9Hierna ging Mozes de berg op, samen met Aäron, Nadab, Abihu en zeventig oudsten van het volk, 10en zij zagen de God van Israël. Onder zijn voeten was er iets als een plaveisel van saffier, helder stralend als de hemel zelf. 11Deze vooraanstaande Israëlieten werden niet door God gedood: zij zagen Hem, en zij aten en dronken.

De stenen platen beloofd

12De HEER zei tegen Mozes: ‘Kom naar Mij toe, de berg op, en wacht daar; dan zal Ik je de stenen platen geven waarop Ik de wetten en geboden heb geschreven om het volk te onderrichten.’ 13Samen met zijn dienaar Jozua ging Mozes de berg van God op. 14Tegen de oudsten zei hij: ‘Wacht hier tot wij terugkomen, Aäron en Chur blijven bij u. Mocht iemand een uitspraak in een geschil willen, dan kan hij zich tot hen wenden.’

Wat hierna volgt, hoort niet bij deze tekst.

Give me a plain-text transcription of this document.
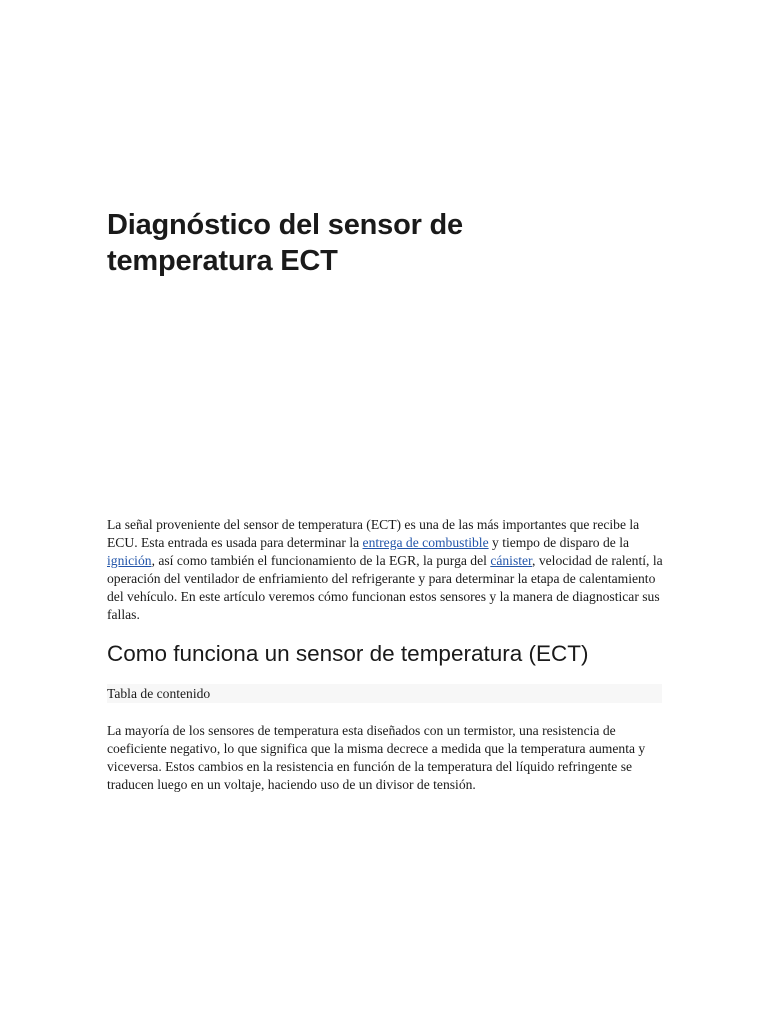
Diagnóstico del sensor de temperatura ECT

La señal proveniente del sensor de temperatura (ECT) es una de las más importantes que recibe la ECU. Esta entrada es usada para determinar la entrega de combustible y tiempo de disparo de la ignición, así como también el funcionamiento de la EGR, la purga del cánister, velocidad de ralentí, la operación del ventilador de enfriamiento del refrigerante y para determinar la etapa de calentamiento del vehículo. En este artículo veremos cómo funcionan estos sensores y la manera de diagnosticar sus fallas.

Como funciona un sensor de temperatura (ECT)
Tabla de contenido

La mayoría de los sensores de temperatura esta diseñados con un termistor, una resistencia de coeficiente negativo, lo que significa que la misma decrece a medida que la temperatura aumenta y viceversa. Estos cambios en la resistencia en función de la temperatura del líquido refringente se traducen luego en un voltaje, haciendo uso de un divisor de tensión.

15Terwijl Mozes de berg op ging, werd deze overdekt door een wolk: 16de majesteit van de HEER rustte op de Sinai. Zes dagen lang bedekte de wolk de berg. Op de zevende dag riep de HEER Mozes vanuit de wolk. 17En terwijl de Israëlieten de majesteit van de HEER zagen, als een laaiend vuur op de top van de berg, 18ging Mozes de wolk binnen en klom hij verder omhoog. Veertig dagen en veertig nachten bleef hij op de berg.

Exodus 23-24NBV21Open in de Bijbel

1Toen Israël wegtrok uit Egypte,

het volk van Jakob dat vreemdtalige land verliet,

2werd Juda zijn heiligdom,

Israël zijn koninkrijk.

3De zee zag en vluchtte,

de Jordaan trok zich terug.

4Bergen sprongen op als rammen,

heuvels huppelden als lammeren.

5Waarvoor, zee, neem je de vlucht,

Jordaan, trek jij je terug?

6Waarom, bergen, springen jullie op als rammen,

huppelen jullie, heuvels, als lammeren?

7Laat de aarde dansen voor de Heer,

dansen voor de God van Jakob,

8die de rots verandert in een bron,

hard gesteente in een stroom van water.